# How to troll for kings?



## aquatic argobull (Mar 2, 2009)

Can you all give me some advice in regards to setting up for king fishing? It seems to me that big spoons and dead(?) cigar minnows at normal kayak speed is the best approach. What size hook do you use and how do you hook a cigar minnow to make it troll naturally in the water? It seems to me that it would be twirling around and look completely unnatural. Any advice is helpful, I've only fished for spanish with gotchas.

James


----------



## PAWGhunter (Feb 3, 2010)

Everyone has their own techniques, but I'll share what I do. I troll two lines. 

Line one has a artificial bait. I use a stretch 25+, Rapala redhead Countdown 18 Magnums(my favorite), big silver spoons, and other various king specific lures. I put 30" or so, of 45lb single strand leader in front...the kings I catch seem to smash the head of the lure.

Line two is either a frozen cigar minnow or a live cigar(whatever I have at the time). Trolling a frozen cig can be tricky, but once you set it up right and tweak it, the cig will look naturalish and not roll. Just make sure before you let out your line that it is swimming right. A live cig is a little easier, I just hook the stinger through the mouth of the minnow and let the two trailing trebles run free. The king will hook themselves all up in the trebles once hooked. I make king rigs with heavy pointed jigheads as stingers, so that helps the bait stay straight.

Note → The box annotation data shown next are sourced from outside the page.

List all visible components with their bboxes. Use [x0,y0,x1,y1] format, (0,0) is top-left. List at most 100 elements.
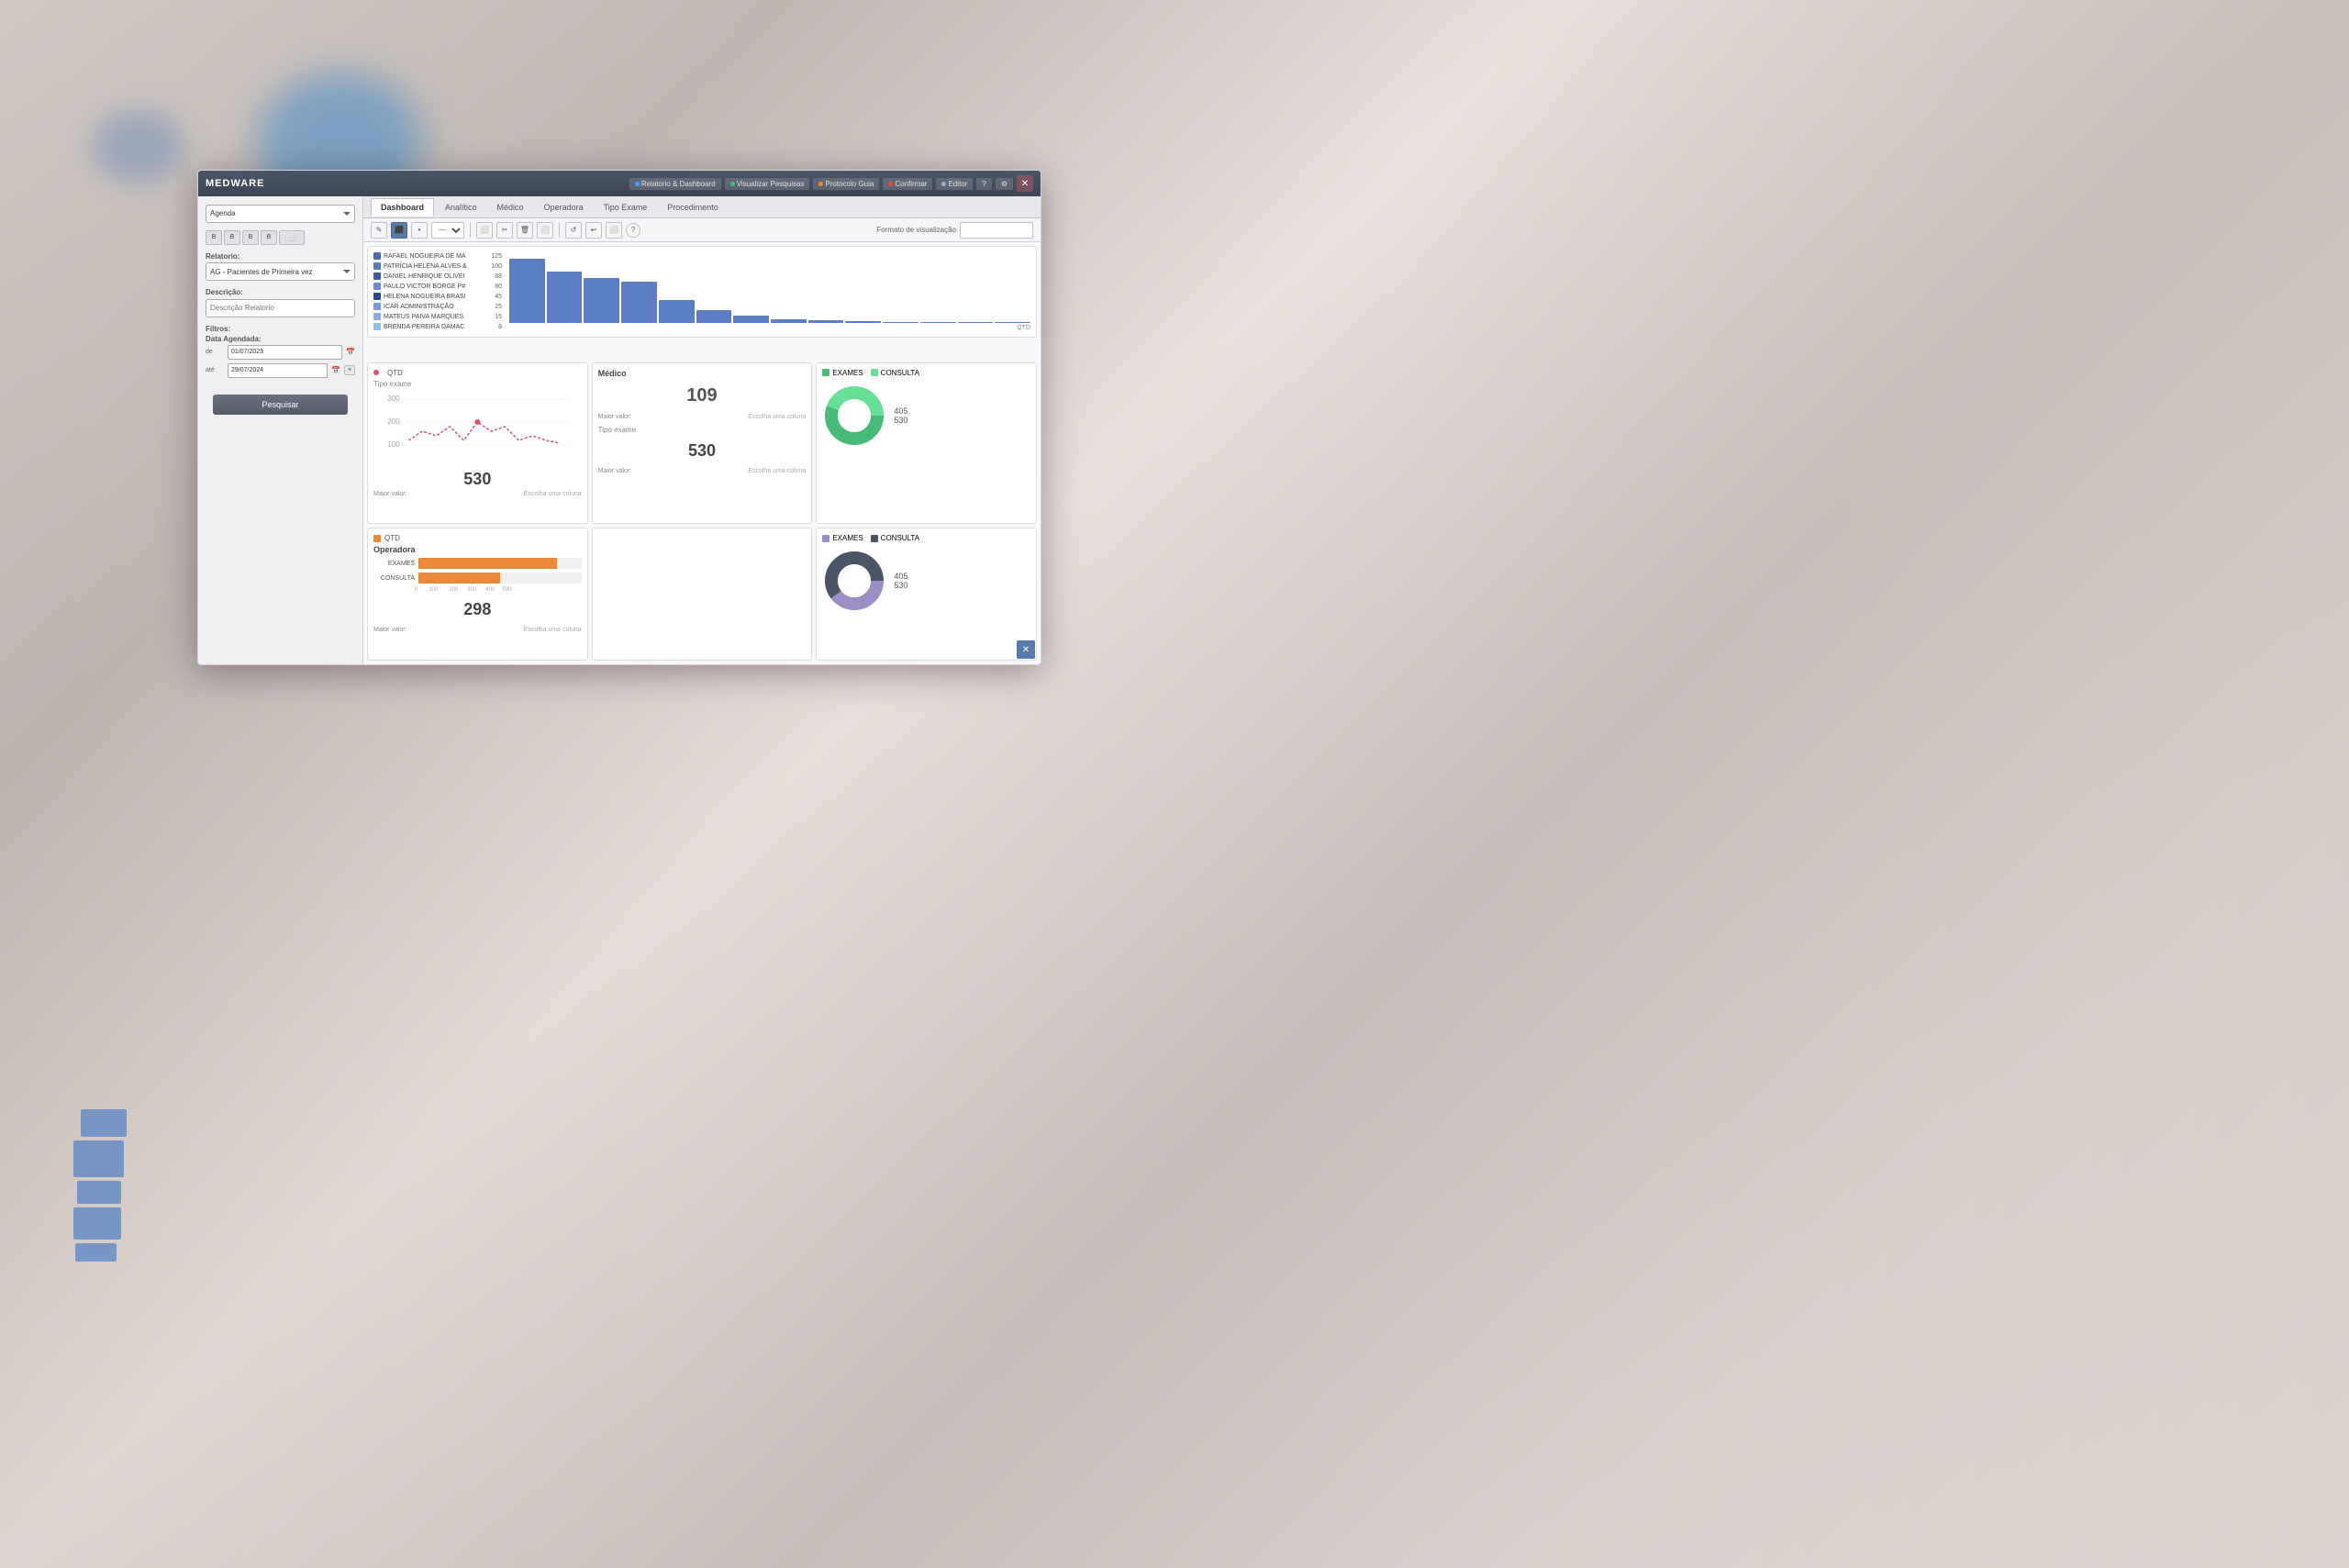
tipo-exame-value: 530 [598,441,807,461]
tab-tipo-exame[interactable]: Tipo Exame [595,199,657,216]
legend-name-2: PATRÍCIA HELENA ALVES & [384,263,467,270]
donut2-consulta-label: CONSULTA [881,534,919,542]
de-date-input[interactable] [228,345,342,360]
delete-btn[interactable]: 🗑 [517,222,533,239]
redo-btn[interactable]: ↺ [565,222,582,239]
sidebar-bottom: Pesquisar [206,385,355,422]
undo-btn[interactable]: ↩ [585,222,602,239]
dash-select[interactable]: — [431,222,464,239]
donut2-svg [822,549,886,613]
confirmar-dot [888,182,893,186]
settings-button-titlebar[interactable]: ⚙ [996,178,1013,190]
sidebar-tool-btn-4[interactable]: B [261,230,277,245]
title-bar-left: MEDWARE [206,178,264,189]
toolbar-sep1 [470,223,471,238]
search-button[interactable]: Pesquisar [213,395,348,415]
ate-date-input[interactable] [228,363,328,378]
operadora-title: Operadora [373,545,582,554]
medico-chart-title: Médico [598,369,807,378]
relatorio-dashboard-button[interactable]: Relatorio & Dashboard [629,178,721,190]
hbar-consulta-row: CONSULTA [373,573,582,584]
date-filter-extra-btn[interactable]: ≡ [344,365,355,375]
empty-chart-panel-1 [592,528,813,661]
medico-chart-panel: Médico 109 Maior valor: Escolha uma colu… [592,362,813,525]
hbar-consulta-fill [418,573,500,584]
protocolo-guia-button[interactable]: Protocolo Guia [813,178,879,190]
donut2-values: 405 530 [894,572,907,590]
donut1-container: 405 530 [822,384,1030,448]
copy-btn[interactable]: ⬜ [476,222,493,239]
legend-color-1 [373,252,381,260]
cut-btn[interactable]: ✂ [496,222,513,239]
data-agendada-label: Data Agendada: [206,335,355,343]
relatorio-label: Relatorio: [206,252,355,261]
donut1-legend-row: EXAMES CONSULTA [822,369,1030,380]
bar-5 [659,300,695,323]
bar-chart-area: QTD [509,252,1030,331]
toolbar-help-btn[interactable]: ? [626,223,640,238]
bar-11 [883,322,918,323]
agenda-select[interactable]: Agenda [206,205,355,223]
tab-analitico[interactable]: Analítico [436,199,486,216]
view-tool-btn[interactable]: ⬛ [391,222,407,239]
sidebar-tool-btn-1[interactable]: B [206,230,222,245]
donut2-exames-legend: EXAMES [822,534,863,542]
ate-calendar-icon[interactable]: 📅 [331,366,340,374]
toolbar-sep2 [559,223,560,238]
bar-12 [920,322,956,323]
relatorio-select[interactable]: AG - Pacientes de Primeira vez [206,262,355,281]
donut1-consulta-label: CONSULTA [881,369,919,377]
hbar-exames-label: EXAMES [373,561,415,567]
hbar-container: EXAMES CONSULTA [373,558,582,584]
top-bar-chart-panel: RAFAEL NOGUEIRA DE MA 125 PATRÍCIA HELEN… [367,246,1037,338]
title-bar: MEDWARE Relatorio & Dashboard Visualizar… [198,171,1041,196]
grid-btn[interactable]: ⬜ [606,222,622,239]
editor-dot [941,182,946,186]
legend-item-2: PATRÍCIA HELENA ALVES & 100 [373,262,502,270]
maior-valor-label-4: Maior valor: [373,627,407,633]
line-chart-svg: 300 200 100 [373,390,582,463]
dot-tool-btn[interactable]: • [411,222,428,239]
sidebar-tool-btn-5[interactable]: ⬜ [279,230,305,245]
help-button-titlebar[interactable]: ? [976,178,991,190]
descricao-input[interactable] [206,299,355,317]
editor-button[interactable]: Editor [936,178,973,190]
tab-operadora[interactable]: Operadora [535,199,593,216]
edit-tool-btn[interactable]: ✎ [371,222,387,239]
sidebar-tool-btn-2[interactable]: B [224,230,240,245]
donut1-val1: 405 [894,406,907,416]
legend-item-4: PAULO VICTOR BORGE P# 80 [373,283,502,290]
visualization-input[interactable] [960,222,1033,239]
qtd-dot [373,370,379,375]
maior-valor-label-3: Maior valor: [598,468,632,474]
de-calendar-icon[interactable]: 📅 [346,348,355,356]
medico-meta-row-1: Maior valor: Escolha uma coluna [598,414,807,420]
bar-8 [771,319,807,323]
donut2-container: 405 530 [822,549,1030,613]
sidebar-tool-btn-3[interactable]: B [242,230,259,245]
sidebar-toolbar: B B B B ⬜ [206,230,355,245]
legend-val-1: 125 [491,253,502,260]
visualizar-dot [730,182,735,186]
help-btn-bottom[interactable]: ✕ [1017,640,1035,659]
tab-medico[interactable]: Médico [488,199,533,216]
donut1-exames-label: EXAMES [832,369,863,377]
bar-chart-bars [509,259,1030,323]
close-window-button[interactable]: ✕ [1017,175,1033,192]
legend-val-4: 80 [495,284,502,290]
donut1-consulta-legend: CONSULTA [871,369,919,377]
tab-dashboard[interactable]: Dashboard [371,198,434,217]
donut1-consulta-dot [871,369,878,376]
bar-6 [696,310,732,323]
operadora-value-big: 298 [373,600,582,619]
protocolo-dot [818,182,823,186]
confirmar-button[interactable]: Confirmar [883,178,932,190]
align-btn[interactable]: ⬜ [537,222,553,239]
legend-color-4 [373,283,381,290]
visualizar-pesquisas-button[interactable]: Visualizar Pesquisas [725,178,810,190]
tab-procedimento[interactable]: Procedimento [658,199,728,216]
bar-2 [547,272,583,323]
descricao-label: Descrição: [206,288,355,296]
legend-val-6: 25 [495,304,502,310]
line-chart-meta: Maior valor: Escolha uma coluna [373,491,582,497]
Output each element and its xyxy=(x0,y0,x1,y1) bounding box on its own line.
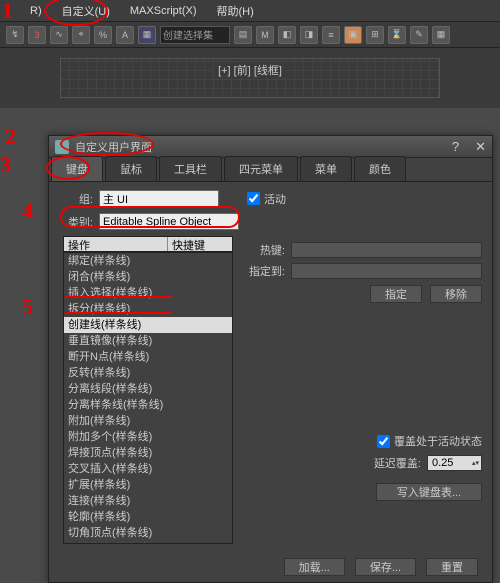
viewport-area[interactable]: [+] [前] [线框] xyxy=(0,48,500,108)
viewport-label[interactable]: [+] [前] [线框] xyxy=(214,62,286,78)
tool-icon[interactable]: A xyxy=(116,26,134,44)
list-item[interactable]: 垂直镜像(样条线) xyxy=(64,333,232,349)
delay-spinner[interactable]: 0.25 xyxy=(427,455,482,471)
tool-icon[interactable]: ↯ xyxy=(6,26,24,44)
tab-bar: 键盘 鼠标 工具栏 四元菜单 菜单 颜色 xyxy=(49,158,492,182)
delay-label: 延迟覆盖: xyxy=(374,455,421,471)
list-item[interactable]: 焊接顶点(样条线) xyxy=(64,445,232,461)
list-item[interactable]: 交叉插入(样条线) xyxy=(64,461,232,477)
menu-help[interactable]: 帮助(H) xyxy=(217,3,254,19)
list-item[interactable]: 闭合(样条线) xyxy=(64,269,232,285)
category-combo[interactable]: Editable Spline Object xyxy=(99,213,239,230)
list-item[interactable]: 断开N点(样条线) xyxy=(64,349,232,365)
override-checkbox[interactable]: 覆盖处于活动状态 xyxy=(245,433,482,449)
active-checkbox[interactable]: 活动 xyxy=(247,191,286,207)
main-menu: R) 自定义(U) MAXScript(X) 帮助(H) xyxy=(0,0,500,22)
dialog-footer: 加载... 保存... 重置 xyxy=(49,552,492,582)
assign-to-input[interactable] xyxy=(291,263,482,279)
dialog-title: 自定义用户界面 xyxy=(75,139,152,155)
list-item[interactable]: 连接(样条线) xyxy=(64,493,232,509)
list-item[interactable]: 反转(样条线) xyxy=(64,365,232,381)
active-check-input[interactable] xyxy=(247,192,260,205)
write-kbd-button[interactable]: 写入键盘表... xyxy=(376,483,482,501)
tab-menus[interactable]: 菜单 xyxy=(300,156,352,181)
action-list[interactable]: 绑定(样条线)闭合(样条线)插入选择(样条线)拆分(样条线)创建线(样条线)垂直… xyxy=(63,252,233,544)
list-item[interactable]: 拆分(样条线) xyxy=(64,301,232,317)
assign-button[interactable]: 指定 xyxy=(370,285,422,303)
hotkey-label: 热键: xyxy=(245,242,285,258)
tool-icon[interactable]: ▦ xyxy=(138,26,156,44)
tool-icon[interactable]: ◨ xyxy=(300,26,318,44)
tool-icon[interactable]: ✎ xyxy=(410,26,428,44)
dialog-titlebar[interactable]: 自定义用户界面 ? ✕ xyxy=(49,136,492,158)
tool-icon[interactable]: ∿ xyxy=(50,26,68,44)
list-item[interactable]: 分离样条线(样条线) xyxy=(64,397,232,413)
tool-icon[interactable]: ◧ xyxy=(278,26,296,44)
tab-keyboard[interactable]: 键盘 xyxy=(51,156,103,181)
annotation-4: 4 xyxy=(22,198,33,224)
list-item[interactable]: 轮廓(样条线) xyxy=(64,509,232,525)
list-item[interactable]: 插入选择(样条线) xyxy=(64,285,232,301)
selection-set-combo[interactable]: 创建选择集 xyxy=(160,26,230,44)
tool-icon[interactable]: % xyxy=(94,26,112,44)
help-icon[interactable]: ? xyxy=(452,139,459,154)
category-label: 类别: xyxy=(63,214,93,230)
list-item[interactable]: 创建线(样条线) xyxy=(64,317,232,333)
tab-quads[interactable]: 四元菜单 xyxy=(224,156,298,181)
toolbar: ↯ 3 ∿ ⌖ % A ▦ 创建选择集 ▤ M ◧ ◨ ≡ ▣ ⊞ ⌛ ✎ ▦ xyxy=(0,22,500,48)
tab-mouse[interactable]: 鼠标 xyxy=(105,156,157,181)
tool-icon[interactable]: ▤ xyxy=(234,26,252,44)
list-header: 操作 快捷键 xyxy=(63,236,233,252)
list-item[interactable]: 绑定(样条线) xyxy=(64,253,232,269)
annotation-3: 3 xyxy=(0,152,11,178)
tool-icon[interactable]: ⌛ xyxy=(388,26,406,44)
group-combo[interactable]: 主 UI xyxy=(99,190,219,207)
override-check-input[interactable] xyxy=(377,435,390,448)
close-icon[interactable]: ✕ xyxy=(475,139,486,155)
tool-icon[interactable]: ⌖ xyxy=(72,26,90,44)
list-item[interactable]: 附加(样条线) xyxy=(64,413,232,429)
group-label: 组: xyxy=(63,191,93,207)
app-icon xyxy=(55,140,69,154)
reset-button[interactable]: 重置 xyxy=(426,558,478,576)
tool-icon[interactable]: ⊞ xyxy=(366,26,384,44)
menu-customize[interactable]: 自定义(U) xyxy=(62,3,110,19)
tool-icon[interactable]: ▦ xyxy=(432,26,450,44)
tab-colors[interactable]: 颜色 xyxy=(354,156,406,181)
list-item[interactable]: 附加多个(样条线) xyxy=(64,429,232,445)
tool-icon[interactable]: ▣ xyxy=(344,26,362,44)
list-item[interactable]: 分离线段(样条线) xyxy=(64,381,232,397)
menu-maxscript[interactable]: MAXScript(X) xyxy=(130,5,197,17)
override-label: 覆盖处于活动状态 xyxy=(394,433,482,449)
list-item[interactable]: 切角顶点(样条线) xyxy=(64,525,232,541)
load-button[interactable]: 加载... xyxy=(284,558,345,576)
menu-r[interactable]: R) xyxy=(30,5,42,17)
col-action[interactable]: 操作 xyxy=(64,237,168,251)
hotkey-input[interactable] xyxy=(291,242,482,258)
tab-toolbars[interactable]: 工具栏 xyxy=(159,156,222,181)
list-item[interactable]: 扩展(样条线) xyxy=(64,477,232,493)
list-item[interactable]: 取消绑定(样条线) xyxy=(64,541,232,544)
assign-to-label: 指定到: xyxy=(245,263,285,279)
annotation-5: 5 xyxy=(22,294,33,320)
remove-button[interactable]: 移除 xyxy=(430,285,482,303)
annotation-2: 2 xyxy=(5,124,16,150)
save-button[interactable]: 保存... xyxy=(355,558,416,576)
tool-icon[interactable]: 3 xyxy=(28,26,46,44)
col-shortcut[interactable]: 快捷键 xyxy=(168,237,232,251)
tool-icon[interactable]: M xyxy=(256,26,274,44)
customize-ui-dialog: 自定义用户界面 ? ✕ 键盘 鼠标 工具栏 四元菜单 菜单 颜色 组: 主 UI… xyxy=(48,135,493,583)
active-label: 活动 xyxy=(264,191,286,207)
tool-icon[interactable]: ≡ xyxy=(322,26,340,44)
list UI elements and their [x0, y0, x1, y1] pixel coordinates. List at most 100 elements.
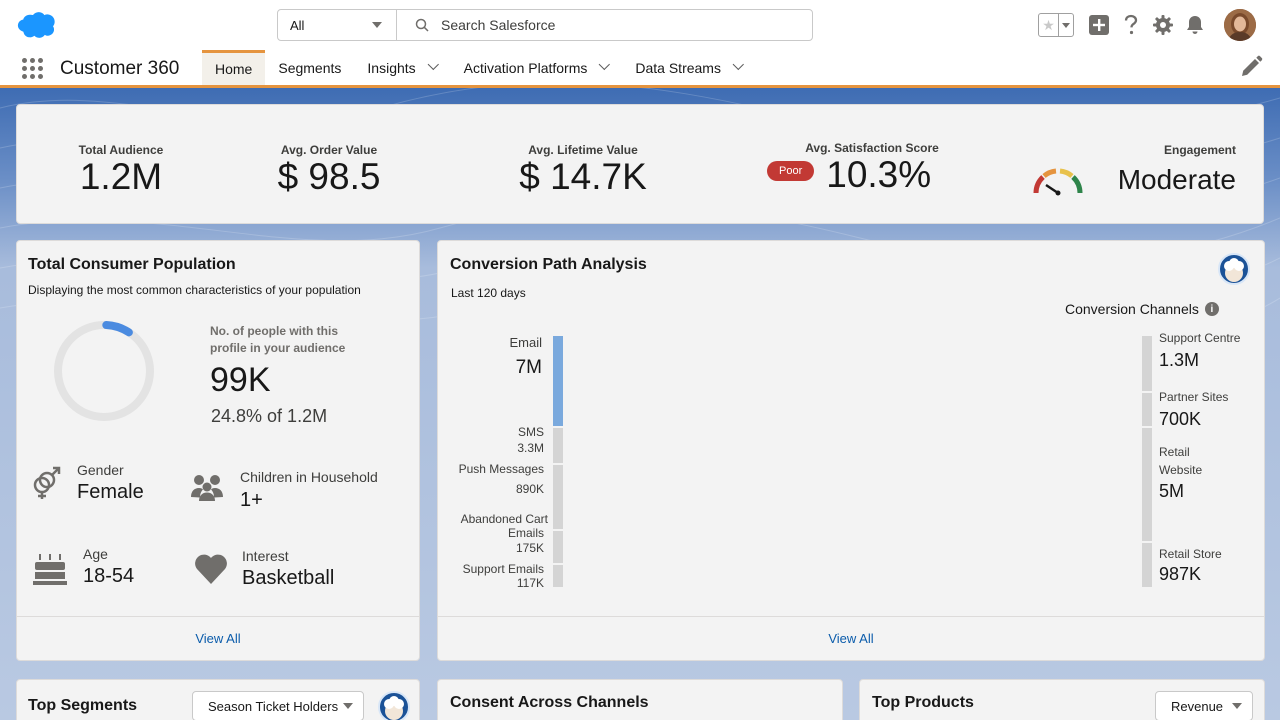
kpi-avg-satisfaction: Avg. Satisfaction Score Poor 10.3%: [767, 141, 957, 196]
birthday-cake-icon: [33, 554, 67, 585]
source-bar-push[interactable]: [553, 465, 563, 529]
profile-donut-chart: [54, 321, 154, 421]
tab-activation-platforms[interactable]: Activation Platforms: [451, 50, 623, 85]
salesforce-logo[interactable]: [16, 11, 58, 39]
edit-pencil-icon[interactable]: [1239, 55, 1263, 79]
segment-select[interactable]: Season Ticket Holders: [192, 691, 364, 720]
view-all-link[interactable]: View All: [195, 631, 240, 646]
source-bar-support-emails[interactable]: [553, 565, 563, 587]
chevron-down-icon[interactable]: [427, 58, 439, 70]
target-partner-sites-value: 700K: [1159, 409, 1202, 429]
target-support-centre-label: Support Centre: [1159, 331, 1241, 345]
help-icon[interactable]: [1120, 14, 1142, 36]
chevron-down-icon[interactable]: [599, 58, 611, 70]
conversion-channels-heading: Conversion Channels i: [1065, 301, 1219, 317]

Troll as slow as you can, but stay moving. I let my lines about 25yds out and peddle ssslllloooowwww. Loosen drag if you aren't using a reel with a auto bait feeding switch, cause the first run they make is unreal! Good luck.

Jake


----------



## eodsteve (Mar 7, 2011)

I just go out and sabiki up a few cigars then use #4 trolling wire about 18" in length give or take and a small treble hook . I throw out the bait and start paddling and counting to about 80 then flip over the bail and just paddle around until I hear that zing!


----------



## Texas9 (Feb 1, 2012)

I like a number 2 treble hook through his eyes. An artificial that works well is a bomber super pogy.


----------



## aquatic argobull (Mar 2, 2009)

Thanks for the info. I hope to give it a try on Sunday


----------



## aquatic argobull (Mar 2, 2009)

What other fish do you unintentionally catch on the frozen cigar? Sharks? Big spanish? Bobos?


----------



## PAWGhunter (Feb 3, 2010)

I usually just catch sharks unintentionally.


----------



## nathan70 (Jul 12, 2011)

Big spanish for sure can be caught on cigs. Watch out for small kings, just look at the lat. lines.


----------